Clinical and radiological findings: A patient presented with a left-sided both column acetabular fracture, classified as AO/OTA 62C, following trauma. Initial plain pelvic radiographs and axial computed tomography demonstrated displacement of the urinary bladder, most likely secondary to acute hemorrhage from the fracture surfaces. No further details regarding associated injuries or neurovascular status were provided.
Planning remarks: The preoperative technical plan included preparation for urgent control of intraoperative hemorrhage from the acetabular fracture surfaces. The surgical approach was planned as an ilioinguinal exposure to facilitate rapid access to both columns of the acetabulum, with readiness for immediate reduction and hemostasis.
Patient positioning: The patient was positioned supine on a radiolucent operating table to allow for anterior pelvic access and intraoperative fluoroscopic imaging.
Operative remarks:Upon exposure, the acetabular fracture surfaces exhibited brisk arterial bleeding. The fracture site was rapidly irrigated and cleared of hematoma. Manual longitudinal traction was applied to the limb, and a spiked pusher was used to achieve prompt reduction of the anterior column fragment. This maneuver resulted in immediate cessation of fracture-related hemorrhage.
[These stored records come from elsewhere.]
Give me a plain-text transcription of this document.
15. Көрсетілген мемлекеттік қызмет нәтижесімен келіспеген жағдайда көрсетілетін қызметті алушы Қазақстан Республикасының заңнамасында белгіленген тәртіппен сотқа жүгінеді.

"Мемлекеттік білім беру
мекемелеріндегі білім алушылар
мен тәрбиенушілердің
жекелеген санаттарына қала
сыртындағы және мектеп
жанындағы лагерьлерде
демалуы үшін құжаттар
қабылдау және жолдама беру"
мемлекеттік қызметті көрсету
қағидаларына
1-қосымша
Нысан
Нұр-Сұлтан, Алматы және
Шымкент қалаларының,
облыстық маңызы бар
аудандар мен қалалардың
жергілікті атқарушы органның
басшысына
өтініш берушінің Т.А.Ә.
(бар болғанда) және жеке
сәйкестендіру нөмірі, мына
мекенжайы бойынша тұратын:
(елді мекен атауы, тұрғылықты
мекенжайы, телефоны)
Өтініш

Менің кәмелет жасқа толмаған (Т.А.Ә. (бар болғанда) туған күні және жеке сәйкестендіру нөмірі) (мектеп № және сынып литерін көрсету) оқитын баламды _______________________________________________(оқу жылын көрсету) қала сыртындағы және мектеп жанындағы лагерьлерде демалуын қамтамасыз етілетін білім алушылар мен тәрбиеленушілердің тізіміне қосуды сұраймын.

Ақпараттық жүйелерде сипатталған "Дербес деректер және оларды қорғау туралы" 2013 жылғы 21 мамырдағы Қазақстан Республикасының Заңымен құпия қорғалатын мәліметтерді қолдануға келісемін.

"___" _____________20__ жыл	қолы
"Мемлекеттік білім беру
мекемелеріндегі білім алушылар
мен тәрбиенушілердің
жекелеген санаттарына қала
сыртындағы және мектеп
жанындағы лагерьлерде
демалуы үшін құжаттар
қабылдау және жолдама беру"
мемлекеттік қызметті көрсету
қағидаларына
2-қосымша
The case highlights the necessity for preoperative planning that anticipates significant intraoperative bleeding in both column acetabular fractures, and emphasizes the importance of expeditious reduction as a hemostatic measure.
Postoperative protocol: Postoperatively, the patient was maintained non-weight bearing on the affected limb for six weeks, with early initiation of passive range of motion exercises as tolerated.
Follow up: Not specified
Orthopaedic implants used: Spiked pusher (reduction instrument)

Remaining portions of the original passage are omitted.